Considering the number of people building homes in the Greenwood area today for the purpose of vacationing and future retirement, it comes as no surprise that the first residence here was built in 1823 by John McGehee, Jr. as a summer home for him and his bride.

This 600-acre plantation was named Green Wood by McGehee’s wife, Charlotte. This area today, called Green Wood Village, is located in the East Cambridge Avenue area. When the first railroad came through in 1852, it moved the center of the village to its present-day location since stores and businesses began to locate around the depot. This marked the beginning of developing the “widest Main Street in the world” and the Square, now referred to as Uptown Greenwood.

During the last half of the nineteenth century in Greenwood, considered a railroad town, merchants dealt in groceries, general merchandise, dry goods, farmer’s supplies, furniture, rice, and cotton. There were also banks, insurance companies and undertakers.

The Greenwood community was becoming known throughout the state as “preeminently an example of what can be accomplished by unremitting energy and boundless self-reliance” and Greenwood’s “hospitable and progressive” people welcomed “all who may come to” their town. These characteristics are still present in today’s Greenwood residents.

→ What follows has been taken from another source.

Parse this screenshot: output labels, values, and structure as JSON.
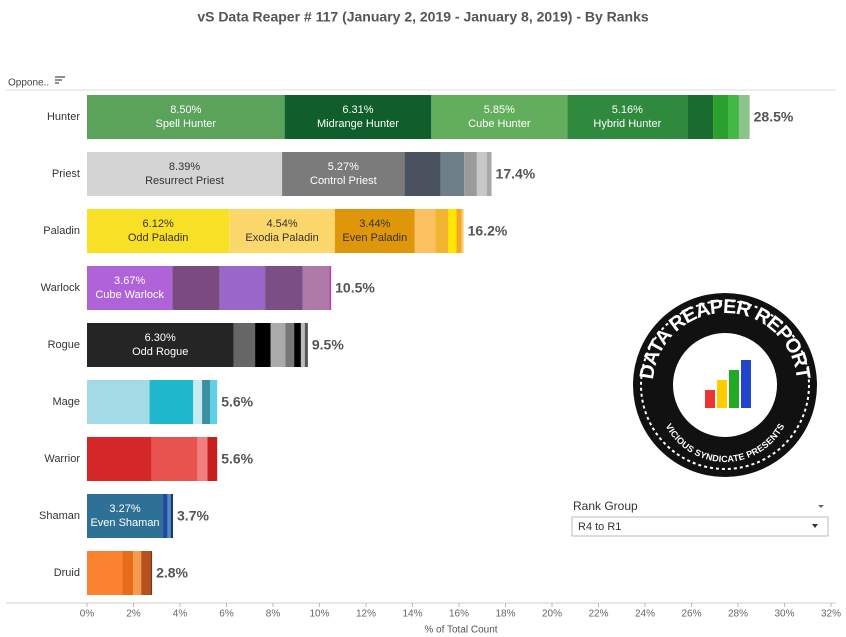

Area historians have credited several “pillars” with shaping the Greenwood of today, and those were in place from the outset. One was an early special interest of Greenwood residents in educating students. By the time of its chartering in 1857, Greenwood had schools that were already 25 years old.

A second foundation for Greenwood’s continued prosperity was the initiative and hard work of its founders and early settlers in providing transportation facilities; first railroads, then highways and an airport.

A third key part of Greenwood’s development was the area’s textile industry, which remains a vital economic block supporting the Greenwood Community.